America is over. A Junta runs our nation.
We need to accept that.
While color bias is intrinsic, prejudice is progressive. Divest from diversity [dogma], not limited to racism. #HateLovesAbortion
This is nothing more than Leftist Marxism Garbage being forced down our throats wether you agree or disagree I thought this was America people?! Law and Justice should be blind and fair for all, PERIOD!
Mr. Hawxhurst misunderstands the situation. Why would the ABA heed his warning about infringements to academic freedom, when it is the intent of the ABA to cause such infringements? He considers the infringements a “bug”, but the ABA considers them a “feature”.
This letter to the ABA is about as hard hitting as a wet spaghetti noodle.
Instead, it should be directly confrontational, by making these phony hard-left ABA attorneys walk their talk. Change the ABA Standards, to REALLY achieve “equitable” outcomes: “To achieve “equitable” societal goals, all ABA attorneys shall match their contract rates to the average hourly working rate of an American: $30.33/hr.” “To achieve equitable racial outcomes, ABA shall randomly select ABA attorneys to voluntarily give up their bar license, to equitably adjust the racial percentages of practicing attorneys. The ABA attorney shall surrender their wealth and homes, to match the “equitable” wealth level of all Americans. These phony ABA leaders and attorneys want to be sanctimonious and preach to others, but they don’t want to walk their talk. Trying to reason with sanctimonious preachers through a letter is a waste of time, .. knock them off their pedestals.

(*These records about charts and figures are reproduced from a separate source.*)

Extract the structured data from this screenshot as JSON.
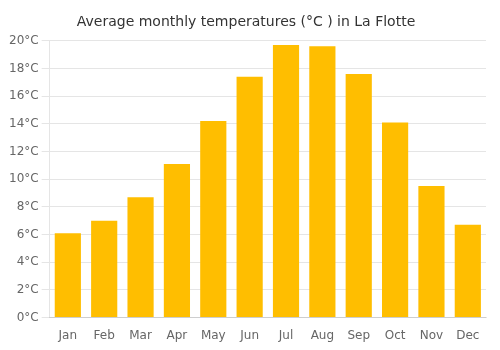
{
  "chart_data": {
    "type": "bar",
    "title": "Average monthly temperatures (°C ) in La Flotte",
    "categories": [
      "Jan",
      "Feb",
      "Mar",
      "Apr",
      "May",
      "Jun",
      "Jul",
      "Aug",
      "Sep",
      "Oct",
      "Nov",
      "Dec"
    ],
    "values": [
      6.1,
      7.0,
      8.7,
      11.1,
      14.2,
      17.4,
      19.7,
      19.6,
      17.6,
      14.1,
      9.5,
      6.7
    ],
    "color": "#FFBE00",
    "ylim": [
      0,
      20
    ],
    "yticks": [
      {
        "value": 0,
        "label": "0°C"
      },
      {
        "value": 2,
        "label": "2°C"
      },
      {
        "value": 4,
        "label": "4°C"
      },
      {
        "value": 6,
        "label": "6°C"
      },
      {
        "value": 8,
        "label": "8°C"
      },
      {
        "value": 10,
        "label": "10°C"
      },
      {
        "value": 12,
        "label": "12°C"
      },
      {
        "value": 14,
        "label": "14°C"
      },
      {
        "value": 16,
        "label": "16°C"
      },
      {
        "value": 18,
        "label": "18°C"
      },
      {
        "value": 20,
        "label": "20°C"
      }
    ],
    "grid": true
  }
}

Here is the letter that I sent: Anyone is welcome to revise it or send it to the ABA email address above.
Regarding the proposed revisions to Standards 205, 206, 303, 507 and 508 of the ABA Standards and Rules of Procedure for Approval of Law Schools, the changes place the equitable burden of correcting past ABA injustices on students, rather than ABA members. To demonstrate the sincerity of its objectives to the public, I propose including new ABA requirements in the Standard, that provides ABA leadership in achieving equitable outcomes and to correct for past systemic wrongs:
Requirement xxx: To bring legal costs within reach of the poor, people of color, and the middle-class public who cannot afford the high contractual wrap-rates of ABA attorneys. ABA attorneys shall charge no more than the prevailing wage rate of the statistical mean American worker: $30.33/hr.

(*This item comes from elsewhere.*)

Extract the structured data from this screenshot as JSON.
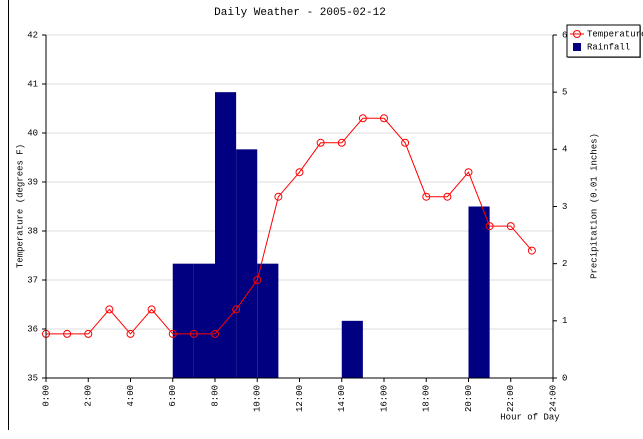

Requirement yyy: To reduce the wealth gap between ABA attorneys and the public, all ABA attorneys shall annually donate 10% of their wealth towards charitable redistribution.
Requirement zzz: To correct for the demographic and racial disparities between ABA attorneys and the public and to further succession planning for ABA leadership to be inclusive towards all people of color, the ABA shall randomly select members for voluntary disbarment, to provide greater opportunities and equitable outcomes for lawyers of color.
These new ABA requirements would allow ABA members to show sincerity in correcting past ABA injustices and to rightly assume the burden of costs in correcting these injustices, rather than putting the sole burden on law students and schools.
Was it Shakespeare who said, “If you would have peace, first kill all the lawyers”?.
The actual line is “The first thing we do, let’s kill all the lawyers”, from Henry VI part 2.
However, the character who says it is one of the bad guys.
Much as we hate shysters, never forget that famous passage in A Man for All Seasons:
“What would you do? Cut a great road through the law to get after the Devil? … And when the last law was down, and the Devil turned round on you – where would you hide, Roper, the laws all being flat? This country is planted thick with laws from coast to coast, Man’s laws, not God’s, and if you cut them down – and you’re just the man to do it – do you really think you could stand upright in the winds that would blow then? Yes, I give the Devil benefit of law, for my own safety’s sake!”
This is too bland. I would demand that the ABA support decertification of any law school that’s admission policies discriminate on the basis of race, color, religion, sex and national origin as a counter to a policy that requires Critical Race Theory indoctrination.
It appears to me that having a class of students who are ‘diverse’ in the sense of backgrounds, and federal law requirements, unvarnished by add-ons by bureaucrats, would enhance the analysis of CRT by qualified students.